Huxley first propounded the scheme to his most intimate friends, Joseph Dalton Hooker, then Assistant Director of Kew, and John Tyndall, Professor of Natural Philosophy at the Royal Institution. George Busk, the anatomist, afterwards President of the College of Surgeons, was another whose friendship dated from soon after the return of the Rattlesnake to England. Herbert Spencer, the philosopher, and Sir John Lubbock, banker and naturalist, were friends of nearly as long standing. Edward Frankland, Professor of Chemistry at the Royal Institution, and Thomas Archer Hirst, Professor of Physics and Pure Mathematics at University College, London, afterwards Director of Naval Studies at the Royal Naval College, Greenwich, entered the circle as special friends of Tyndall's. William Spottiswoode, Queen's Printer and mathematician, was the ninth member, elected by the rest at the first meeting.

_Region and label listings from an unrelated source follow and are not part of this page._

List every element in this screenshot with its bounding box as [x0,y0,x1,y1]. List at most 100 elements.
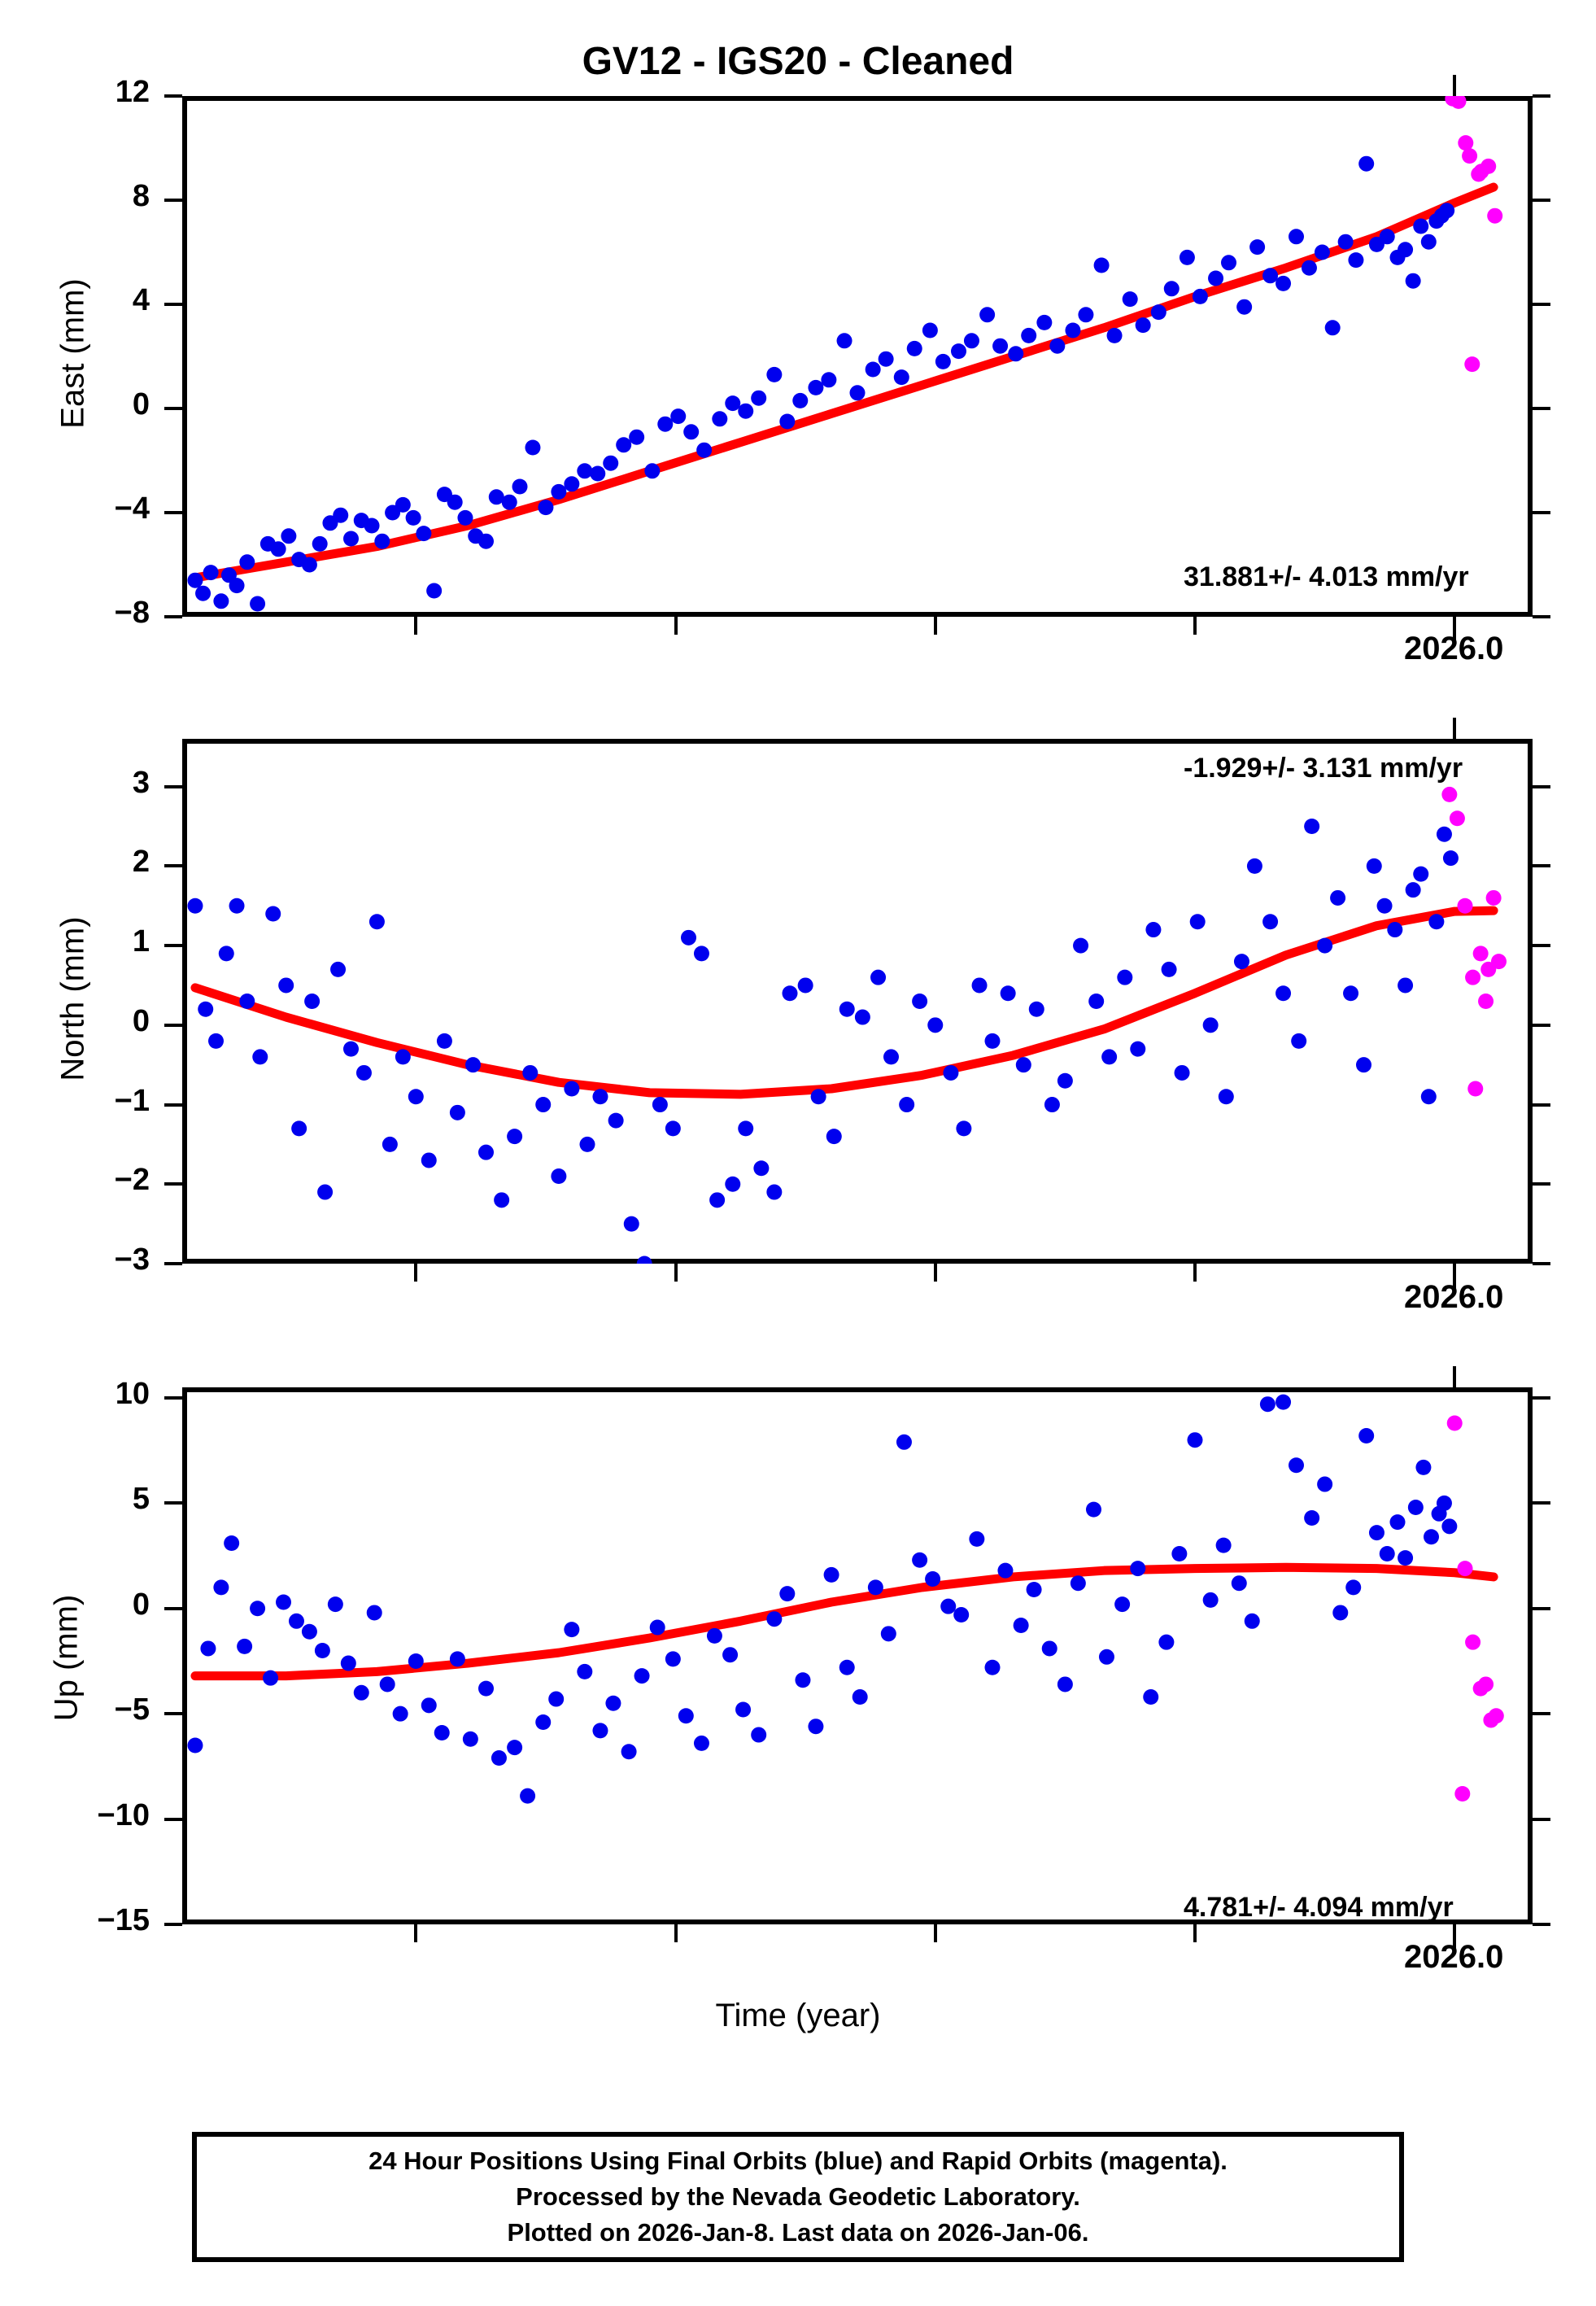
data-point [621,1744,637,1760]
data-point [301,1623,317,1640]
data-point [1086,1501,1101,1518]
data-point [792,392,809,408]
data-point [1304,819,1320,834]
data-point [1465,1634,1481,1650]
y-axis-tick-label: 0 [132,387,150,421]
data-point [564,1622,580,1638]
data-point [1275,1394,1292,1410]
data-point [751,390,767,406]
data-point [1028,1001,1044,1017]
y-axis-right-tick [1533,1023,1550,1027]
data-point [1262,268,1279,284]
data-point [1036,314,1053,330]
data-point [535,1097,552,1113]
data-point [592,1089,608,1105]
data-point [725,395,741,412]
data-point [1478,994,1494,1009]
data-point [1405,882,1421,898]
data-point [738,403,754,419]
x-axis-tick [1193,617,1197,635]
data-point [751,1727,767,1743]
y-axis-tick [164,1103,182,1107]
data-point [1179,249,1195,265]
x-axis-top-tick [1453,75,1457,96]
data-point [1145,922,1162,938]
y-axis-tick-label: 3 [132,765,150,800]
data-point [224,1535,240,1552]
data-point [278,977,294,994]
y-axis-right-tick [1533,407,1550,410]
data-point [1413,866,1429,882]
data-point [696,442,713,458]
data-point [1436,826,1452,842]
data-point [478,533,494,549]
data-point [1441,1518,1458,1535]
x-axis-tick [674,1924,678,1942]
data-point [434,1724,450,1740]
data-point [1398,1550,1414,1566]
data-point [670,408,687,425]
data-point [880,1626,896,1642]
data-point [392,1705,408,1722]
panel-up-rate-annotation: 4.781+/- 4.094 mm/yr [1184,1892,1454,1923]
data-point [187,572,203,588]
data-point [229,898,245,914]
y-axis-tick-label: 5 [132,1482,150,1517]
data-point [237,1638,253,1654]
data-point [312,535,328,552]
data-point [878,351,894,367]
data-point [291,1120,307,1137]
data-point [1358,1428,1375,1444]
y-axis-tick-label: −10 [97,1797,150,1832]
data-point [1246,858,1262,874]
data-point [343,531,359,547]
data-point [649,1619,665,1636]
data-point [735,1701,752,1718]
data-point [1057,1072,1073,1089]
data-point [478,1680,494,1697]
data-point [836,333,853,349]
y-axis-tick-label: 1 [132,924,150,959]
y-axis-tick [164,1923,182,1926]
data-point [1368,1525,1385,1541]
data-point [449,1104,465,1120]
data-point [1065,322,1081,338]
data-point [239,554,255,570]
data-point [1301,260,1317,276]
x-axis-major-tick [1453,617,1457,643]
data-point [395,496,411,513]
data-point [1106,327,1123,343]
panel-east-ylabel: East (mm) [55,278,91,429]
data-point [200,1640,216,1657]
y-axis-right-tick [1533,1182,1550,1186]
scatter-series [1441,786,1507,1097]
data-point [951,343,966,360]
panel-east-plot [187,96,1503,612]
data-point [1057,1676,1073,1692]
data-point [795,1672,811,1688]
y-axis-right-tick [1533,615,1550,618]
data-point [1122,291,1138,308]
data-point [665,1651,681,1667]
data-point [808,379,824,395]
data-point [1231,1575,1247,1592]
data-point [943,1064,959,1081]
y-axis-right-tick [1533,1501,1550,1505]
data-point [1143,1688,1159,1705]
data-point [865,361,881,378]
y-axis-tick-label: −8 [114,596,150,630]
y-axis-right-tick [1533,1817,1550,1821]
data-point [906,340,922,356]
data-point [270,541,286,557]
data-point [997,1562,1014,1579]
y-axis-tick-label: −1 [114,1083,150,1118]
y-axis-tick-label: −15 [97,1903,150,1937]
y-axis-tick [164,864,182,868]
data-point [883,1049,899,1065]
data-point [1244,1613,1260,1629]
data-point [1424,1529,1439,1545]
y-axis-right-tick [1533,94,1550,98]
data-point [590,465,606,482]
data-point [810,1089,826,1105]
data-point [208,1033,224,1049]
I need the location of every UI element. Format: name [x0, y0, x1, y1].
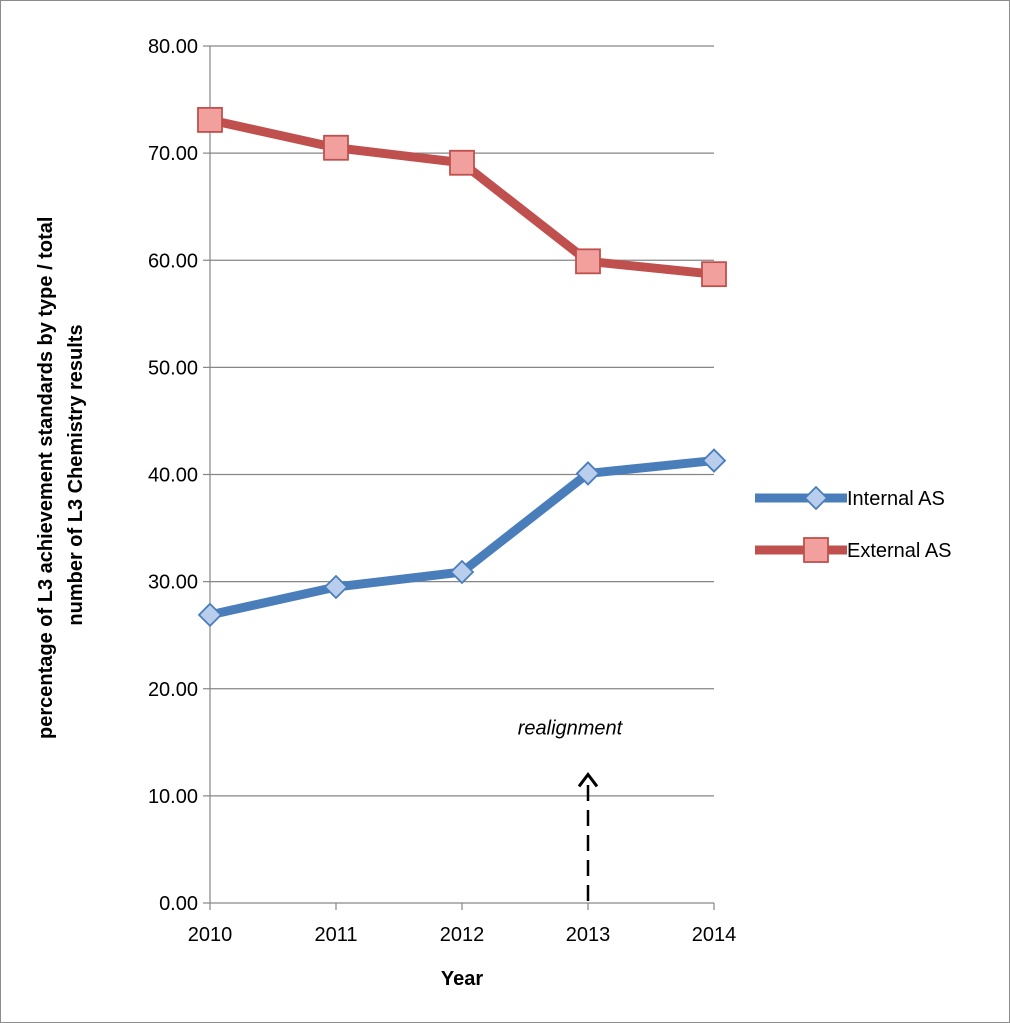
data-point	[701, 261, 727, 288]
annotation-layer: realignment	[518, 717, 624, 901]
series-layer	[197, 107, 727, 628]
series-line	[205, 115, 719, 279]
y-tick-label: 30.00	[148, 572, 198, 594]
gridlines	[203, 45, 715, 910]
x-tick-label: 2013	[566, 924, 611, 946]
data-point	[575, 248, 601, 275]
y-tick-label: 60.00	[148, 250, 198, 272]
data-point	[197, 107, 223, 133]
y-axis-title: percentage of L3 achievement standards b…	[35, 211, 87, 739]
legend-item: Internal AS	[755, 485, 945, 511]
x-tick-label: 2014	[692, 924, 737, 946]
y-tick-label: 70.00	[148, 143, 198, 165]
data-point	[449, 149, 475, 176]
x-tick-label: 2012	[440, 924, 485, 946]
data-point	[575, 461, 601, 486]
y-tick-labels: 0.00 10.00 20.00 30.00 40.00 50.00 60.00 70.00 8…	[148, 36, 198, 915]
legend-label: External AS	[847, 540, 952, 562]
y-tick-label: 40.00	[148, 465, 198, 487]
realignment-arrow-head	[577, 771, 599, 788]
series-external-as	[197, 107, 727, 288]
legend-item: External AS	[755, 537, 952, 563]
y-tick-label: 0.00	[159, 893, 198, 915]
y-tick-label: 50.00	[148, 357, 198, 379]
y-tick-label: 10.00	[148, 786, 198, 808]
y-tick-label: 80.00	[148, 36, 198, 58]
data-point	[197, 602, 223, 628]
data-point	[449, 559, 475, 585]
series-internal-as	[197, 448, 727, 628]
x-axis-title: Year	[441, 968, 483, 990]
x-tick-labels: 2010 2011 2012 2013 2014	[188, 924, 737, 946]
y-axis-title-line2: number of L3 Chemistry results	[65, 324, 87, 625]
realignment-label: realignment	[518, 717, 624, 739]
data-point	[323, 574, 349, 600]
series-line	[205, 456, 719, 620]
x-tick-label: 2011	[314, 924, 357, 946]
legend-marker	[803, 485, 829, 511]
data-point	[323, 134, 349, 161]
y-axis-title-line1: percentage of L3 achievement standards b…	[35, 217, 57, 739]
legend: Internal AS External AS	[755, 485, 952, 563]
legend-label: Internal AS	[847, 488, 945, 510]
x-tick-label: 2010	[188, 924, 233, 946]
y-tick-label: 20.00	[148, 679, 198, 701]
data-point	[701, 448, 727, 473]
legend-marker	[803, 537, 829, 563]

Between them they could have managed to contribute most of the articles to a scientific Encyclopædia: six were Presidents of the British Association; three were Associates of the Institute of France; and from among them the Royal Society chose a Secretary, a Foreign Secretary, a Treasurer, and three successive Presidents. Meeting though they did for the sake of friendship and good fellowship, it was inevitable that they should discuss the burning questions of the scientific world freely from varied points of view, and, being all animated by similar ideas of the high function of science and of the great Society, the chief representative of science to which all but one of them belonged, they incidentally exercised a strong influence on the progress of scientific organization.
The first meeting took place on November 3, 1864; nearly nineteen years passed before the circle was broken by the death of Spottiswoode. Proposals were made to fill the gap with a new friend, but, as the raison d'être of the club had been simply the personal attachment of the original nine, the project fell through. Finally, after Hirst's death in 1892, when five out of the remaining six were living away from London and for the most part in uncertain health, it became more and more difficult to arrange a meeting, and the club quietly lapsed after nearly twenty-eight years of existence.
Guests were often entertained at the x dinners, men of science or letters of almost every nationality—a delightful and quite informal mode of personal intercourse. In the summer, also, the x often made a week-end expedition into the country or up the river, in which the wives of the married members took part, the formula for the invitation being x's + yv's.